Why would voters give up on their powerful sectarian leaders and go for independent individuals who are definitely weaker within the existing Lebanese system?
This, of course, does not say that voters are essentially sectarian and thus prefer sectarian leaders. This is rather to suggest that, in the absence of a state that provides the basic economic and security rights to its citizens, it is illogical for voters to chose candidates who are unable to fulfil these roles.
For this reason, “independent” candidates can only make it if they adopt the logic and the functioning of the Lebanese system as it is, and thus build alliances, direct or indirect, with the traditional leaders.

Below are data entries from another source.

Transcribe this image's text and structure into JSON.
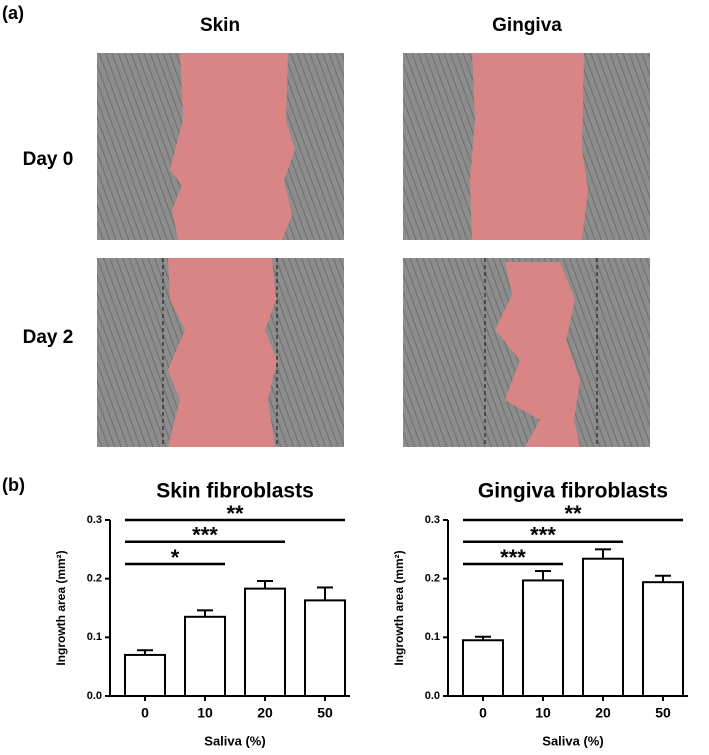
{
  "figure_a": {
    "label": "(a)",
    "columns": [
      "Skin",
      "Gingiva"
    ],
    "rows": [
      "Day 0",
      "Day 2"
    ]
  },
  "panel_b_label": "(b)",
  "chart_data": [
    {
      "type": "bar",
      "title": "Skin fibroblasts",
      "y_label": "Ingrowth area (mm²)",
      "x_label": "Saliva (%)",
      "categories": [
        "0",
        "10",
        "20",
        "50"
      ],
      "values": [
        0.07,
        0.135,
        0.183,
        0.163
      ],
      "errors": [
        0.008,
        0.011,
        0.013,
        0.022
      ],
      "color": "#ffffff",
      "ylim": [
        0,
        0.3
      ],
      "yticks": [
        {
          "value": 0,
          "label": "0.0"
        },
        0.1,
        0.2,
        0.3
      ],
      "annotations": [
        {
          "text": "*",
          "from": 0,
          "to": 1,
          "y": 0.225
        },
        {
          "text": "***",
          "from": 0,
          "to": 2,
          "y": 0.263
        },
        {
          "text": "**",
          "from": 0,
          "to": 3,
          "y": 0.3
        }
      ]
    },
    {
      "type": "bar",
      "title": "Gingiva fibroblasts",
      "y_label": "Ingrowth area (mm²)",
      "x_label": "Saliva (%)",
      "categories": [
        "0",
        "10",
        "20",
        "50"
      ],
      "values": [
        0.095,
        0.197,
        0.234,
        0.194
      ],
      "errors": [
        0.006,
        0.016,
        0.016,
        0.011
      ],
      "color": "#ffffff",
      "ylim": [
        0,
        0.3
      ],
      "yticks": [
        {
          "value": 0,
          "label": "0.0"
        },
        0.1,
        0.2,
        0.3
      ],
      "annotations": [
        {
          "text": "***",
          "from": 0,
          "to": 1,
          "y": 0.225
        },
        {
          "text": "***",
          "from": 0,
          "to": 2,
          "y": 0.263
        },
        {
          "text": "**",
          "from": 0,
          "to": 3,
          "y": 0.3
        }
      ]
    }
  ]
}
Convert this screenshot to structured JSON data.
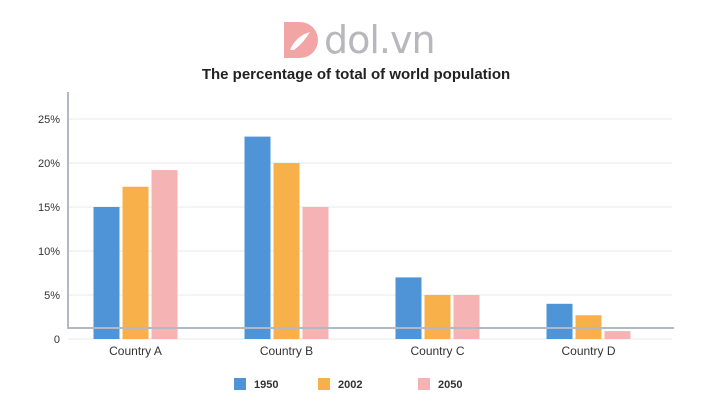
{
  "logo": {
    "text": "dol.vn"
  },
  "chart_data": {
    "type": "bar",
    "title": "The percentage of total of world population",
    "categories": [
      "Country A",
      "Country B",
      "Country C",
      "Country D"
    ],
    "series": [
      {
        "name": "1950",
        "color": "#4e94d6",
        "values": [
          15,
          23,
          7,
          4
        ]
      },
      {
        "name": "2002",
        "color": "#f7b04a",
        "values": [
          17.3,
          20,
          5,
          2.7
        ]
      },
      {
        "name": "2050",
        "color": "#f5b3b4",
        "values": [
          19.2,
          15,
          5,
          0.9
        ]
      }
    ],
    "yticks": [
      "0",
      "5%",
      "10%",
      "15%",
      "20%",
      "25%"
    ],
    "ytick_values": [
      0,
      5,
      10,
      15,
      20,
      25
    ],
    "ylim": [
      0,
      25
    ],
    "grid": true,
    "legend": "bottom"
  }
}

However, it then becomes illogical to consider that such alliances can be a step towards reforms since the very logic of the Lebanese formula strives on the weakness of the state and the concentration of power outside of it. Therefore, the argument that proposes that the arrival of “good” people to the parliament can be a first step to changing the system from within seems utopic.
If power is not within the state, change cannot come from inside the state. And if independent candidates are unorganised individuals who do not belong to broader political groups, voters are rational to consider that they do not provide serious alternatives.
Therefore, it is not a matter of “evil” leaders and “good” alternatives. The problem in Lebanon is deeply rooted in its very structure. The assumptions on which the system is based have entrenched vertical sectarian division and flourished by masking horizontal class divisions. Leaders in Lebanon can only be leaders by making sure that the state remains weak and welfare and security remain distributed through non-state channels.
Any attempt at organising from below and proposing a serious alternative will quickly be marginalised or crushed. We have recently seen some variations of this with both the popular protests of 2015 and the Beirut Madinati municipal campaign in 2016, when leaders of all sectarian groups united in order to safeguard their beloved Lebanese formula.